Originally posted by: Hacp
Why is HT only good for processors with Deep pipelines? Northwoods had it and they only had 20 pipe stages.
The idea that Hyperthreading only benefits processors with longer pipelines is usually perpetuated by those who also equate pipeline depth with IPC.
Pipeline depth has absolutely nothing to do with determining whether a given processor architecture is suitable for SMT.
Hyperthreading allows the P4's schedulers to pick from instructions from independent threads. If a thread has a very low amount of ILP (often caused by a high degree of data dependency) then it is going to be very difficult for the schedulers to find instructions that can be executed in parallel. Hyperthreading allows the schedulers to pick instructions from two
independent threads, meaning that the schedulers should be able to find non-dependent instructions it can issue in parellel, since data dependencies do not exist
across threads.
This is the whole point of SMT; to assist superscalar architectures to manage an IPC of > 1. Indeed, SMT would have been useless on pre-Pentium architectures, as superscalar execution didn't exist on the x86 platform previously.

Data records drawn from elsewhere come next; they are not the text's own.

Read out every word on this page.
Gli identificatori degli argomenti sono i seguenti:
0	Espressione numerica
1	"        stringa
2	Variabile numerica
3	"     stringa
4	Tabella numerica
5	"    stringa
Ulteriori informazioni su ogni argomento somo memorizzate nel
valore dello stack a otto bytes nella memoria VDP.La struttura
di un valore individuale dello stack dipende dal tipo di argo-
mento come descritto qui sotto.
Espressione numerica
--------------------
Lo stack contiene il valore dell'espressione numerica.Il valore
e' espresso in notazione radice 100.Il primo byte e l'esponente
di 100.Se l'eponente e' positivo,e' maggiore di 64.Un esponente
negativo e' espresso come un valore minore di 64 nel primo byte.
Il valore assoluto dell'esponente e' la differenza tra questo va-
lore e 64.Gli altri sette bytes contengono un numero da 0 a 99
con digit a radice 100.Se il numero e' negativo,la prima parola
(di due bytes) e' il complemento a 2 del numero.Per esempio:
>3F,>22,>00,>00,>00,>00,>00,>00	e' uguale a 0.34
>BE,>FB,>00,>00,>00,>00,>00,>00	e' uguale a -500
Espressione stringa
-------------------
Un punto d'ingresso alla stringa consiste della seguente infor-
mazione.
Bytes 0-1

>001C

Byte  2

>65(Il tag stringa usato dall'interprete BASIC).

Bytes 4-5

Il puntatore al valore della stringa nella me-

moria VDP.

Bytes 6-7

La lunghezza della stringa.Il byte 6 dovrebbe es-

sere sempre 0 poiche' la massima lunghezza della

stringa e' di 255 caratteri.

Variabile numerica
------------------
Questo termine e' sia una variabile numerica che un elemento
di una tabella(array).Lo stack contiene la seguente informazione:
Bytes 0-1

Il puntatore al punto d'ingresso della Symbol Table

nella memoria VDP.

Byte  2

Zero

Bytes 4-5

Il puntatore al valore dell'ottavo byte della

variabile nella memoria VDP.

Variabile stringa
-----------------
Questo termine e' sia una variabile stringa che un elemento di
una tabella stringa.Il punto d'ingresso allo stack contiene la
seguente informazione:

There are two simple ways to increase the performance of an architecture:
1. An increase in frequency through an extended pipeline (accompanied with according improvements to the branch prediction mechanism to offset the negative impact on IPC).
2. An increase in theoretical IPC.
Of course, ideally we'd implement both methods, but since the high IPC method seems to have been given the spotlight of late, let's discuss this.
The maximum number of instructions a processor can execute per clock is determined by the number of execution units of each type. A thread comprised of integer code, for example, can only be executed by the integer units, and the maximum IPC attainable by the processor when executing this code will be determined by the number of these.
The
average IPC however, is determined by the issue rate, the accuracy of the branch predictor (and the number of clock cycles wasted in flushing the pipeline), and the ability of the schedulers to find instructions to execute in parallel, which was discussed above.
The Athlon can sustain a very high issue rate, thanks to its three general purpose decoders, but if the schedulers can't find an equal number of intructions to execute in parallel per clock, then its decode ability is going to go to waste. One way to increase the Athlon's (admittedly already high) IPC would be to increase the instruction window and correspondingly the number of tracked instructions. This would make life easier for the schedulers but would greatly increase the power draw.
An alternative method would be to introduce an independent instruction stream, reducing the need for a larger instruction window.
The importance of finding instructions that can be executed in parallel increases with the number of execution units.
So, if Conroe is going to be a wide-issue design, it will need to either have a very large instruction window, or it will need Hyperthreading.
Considering the impact on power requirements of the former method, I would expect Intel to place more emphasis on the latter.